2.4.3 Notwithstanding anything to the contrary, Customer’s access to, and use of, the Services is limited to use and access by its full-time employees for Customer’s Internal Use, while such employees are on the premises of Customer’s office or using a static IP address managed by the Customer. GA strictly prohibits Customer from reselling, reusing or sharing any data or insights provided by the Services such as performance figures or any other KPIs, and any derivative works such as research papers, market analysis shared outside of the Customer’s own business, or any other derivative work can only be created or published with GA’s explicit approval, received in writing.
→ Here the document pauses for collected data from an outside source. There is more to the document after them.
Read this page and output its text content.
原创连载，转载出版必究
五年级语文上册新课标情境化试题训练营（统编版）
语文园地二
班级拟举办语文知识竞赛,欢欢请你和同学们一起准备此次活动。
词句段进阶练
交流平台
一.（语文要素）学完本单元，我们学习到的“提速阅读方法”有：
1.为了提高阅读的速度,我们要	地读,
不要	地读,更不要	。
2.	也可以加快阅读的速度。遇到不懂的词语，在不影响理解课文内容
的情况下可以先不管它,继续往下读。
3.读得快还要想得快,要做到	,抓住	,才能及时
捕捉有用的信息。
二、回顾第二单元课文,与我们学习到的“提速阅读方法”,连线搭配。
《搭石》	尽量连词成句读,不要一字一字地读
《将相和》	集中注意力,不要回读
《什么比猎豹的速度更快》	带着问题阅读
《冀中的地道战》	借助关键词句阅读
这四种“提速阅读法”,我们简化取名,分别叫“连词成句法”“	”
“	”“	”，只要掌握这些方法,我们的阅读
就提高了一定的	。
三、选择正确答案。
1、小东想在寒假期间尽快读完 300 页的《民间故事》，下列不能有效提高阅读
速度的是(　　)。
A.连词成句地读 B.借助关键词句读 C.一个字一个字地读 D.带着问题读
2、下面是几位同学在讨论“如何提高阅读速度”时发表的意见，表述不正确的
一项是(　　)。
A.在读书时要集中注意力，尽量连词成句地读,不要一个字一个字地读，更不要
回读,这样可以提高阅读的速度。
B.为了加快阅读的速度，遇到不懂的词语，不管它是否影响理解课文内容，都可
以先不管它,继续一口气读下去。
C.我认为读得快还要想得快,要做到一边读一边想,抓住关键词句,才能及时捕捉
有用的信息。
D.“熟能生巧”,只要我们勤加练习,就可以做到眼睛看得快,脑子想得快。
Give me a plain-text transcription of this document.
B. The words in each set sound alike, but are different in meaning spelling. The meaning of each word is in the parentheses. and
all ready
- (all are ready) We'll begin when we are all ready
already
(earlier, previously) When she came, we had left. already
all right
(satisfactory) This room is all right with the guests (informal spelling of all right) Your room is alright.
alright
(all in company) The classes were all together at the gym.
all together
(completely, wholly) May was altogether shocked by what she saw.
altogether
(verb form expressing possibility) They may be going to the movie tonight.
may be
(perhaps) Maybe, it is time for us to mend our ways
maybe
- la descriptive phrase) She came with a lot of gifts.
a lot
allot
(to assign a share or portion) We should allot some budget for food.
Unless an agreed confidentiality agreement has been signed by both parties which expressly outlines that the cooperative relationship is the confidential information of each party and disclosure of it is not allowed, Customer hereby acknowledges and expressly consents to GA’s disclosure of the cooperative relationship between GA and Customer and GA’s use of the name, logo, trademark, trade name or any other marks of Customer in publicity (e.g. GA’s website) or GA’s advertising or other marketing activities (e.g. GA’s customer listing, marketing materials) by providing Customer with prior written notice (email is sufficient). If Customer objects to such disclosure or use by GA, Customer needs to notify GA in writing, and GA will remove the related information about Customer within five (5) business days.
4. Warranty Disclaimer
GA MAKES NO WARRANTIES THAT USE WILL BE FREE OF DEFECTS, ERRORS, VIRUSES, BUGS OR OTHER HARMFUL COMPONENTS, OR THAT OPERATION THEREOF WILL BE UNINTERRUPTED OR SECURE, OR THAT ANY RESULTS DERIVED FROM THE USE THEREOF WILL BE ACCURATE, COMPLETE OR RELIABLE AND HEREBY DISCLAIMS ALL WARRANTIES, WHETHER EXPRESS OR IMPLIED, INCLUDING WITHOUT LIMITATION THE IMPLIED WARRANTIES OF MERCHANTABILITY, TITLE, NON-INFRINGEMENT AND FITNESS FOR A PARTICULAR PURPOSE AND ANY WARRANTIES ARISING AS A RESULT OF A COURSE OF DEALING OR USAGE IN TRADE. NO REPRESENTATION OR OTHER AFFIRMATION OF FACT, INCLUDING WITHOUT LIMITATION, STATEMENTS REGARDING CAPACITY, OR PERFORMANCE OF THE SERVICES, WHETHER MADE BY EMPLOYEES OF GA OR OTHERWISE, WHICH IS NOT CONTAINED IN THIS AGREEMENT, SHALL BE DEEMED TO BE A WARRANTY BY GA FOR ANY PURPOSE, OR GIVE RISE TO ANY LIABILITY OF GA WHATSOEVER. CUSTOMER UNDERSTANDS THAT ITS USE OF THE SERVICES IS AT CUSTOMER’S OWN RISK AND THAT THE SERVICES ARE PROVIDED “AS-IS.” AND “AS AVAILABLE”.